Le cours a atteint à nouveau le mardi 23 novembre 2021 un plus haut niveau historique, terminant la séance à 311,50 euros la tonne sur l’échéance de décembre. Une tendance observée partout, de la Bourse de Chicago au bassin de la mer Noire, le prix de la céréale étant soutenu par des inquiétudes sur la qualité du blé australien après des inondations et sur les intentions russes sur la mise en place de nouveaux quotas et taxes à l’exportation.

Sur le marché européen, cette hausse semble s’inscrire dans la durée, avec désormais des estimations de prix au-dessus des 300 euros la tonne jusqu’au mois de mai.

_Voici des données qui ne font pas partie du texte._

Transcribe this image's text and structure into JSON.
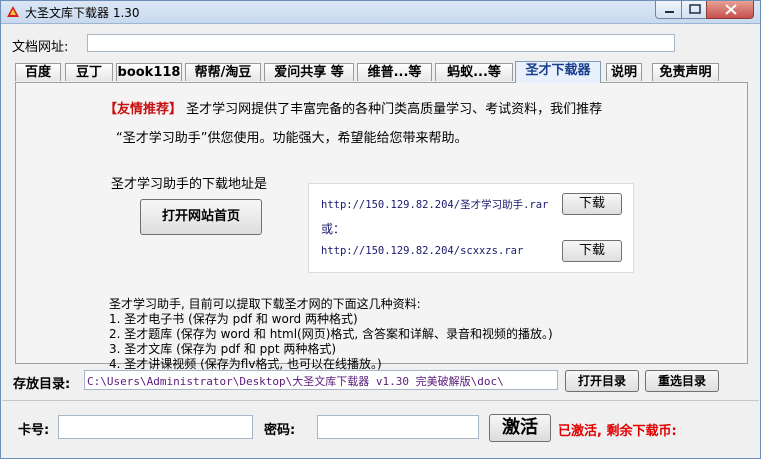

Après les pluies qui menacent la récolte australienne, abondante mais dont la qualité pourrait être durement touchée, les analystes seront attentifs au risque inverse en Amérique du Sud.

« Dans un cas typique de l’effet météorologique dit de La Niña, les pluies sont fréquentes en cette période sur l’Australie et ce phénomène pourrait engendrer dans les semaines à venir un déficit hydrique sur le continent sud-américain », note le cabinet Agritel.

En Europe, une étape attendue a été franchie mardi soir, avec l’adoption de la nouvelle politique agricole commune (Pac) destinée à « verdir » l’agriculture, malgré l’opposition des écologistes et d’une partie de la gauche qui ne la jugent pas à la hauteur des ambitions environnementales de l’Union européenne.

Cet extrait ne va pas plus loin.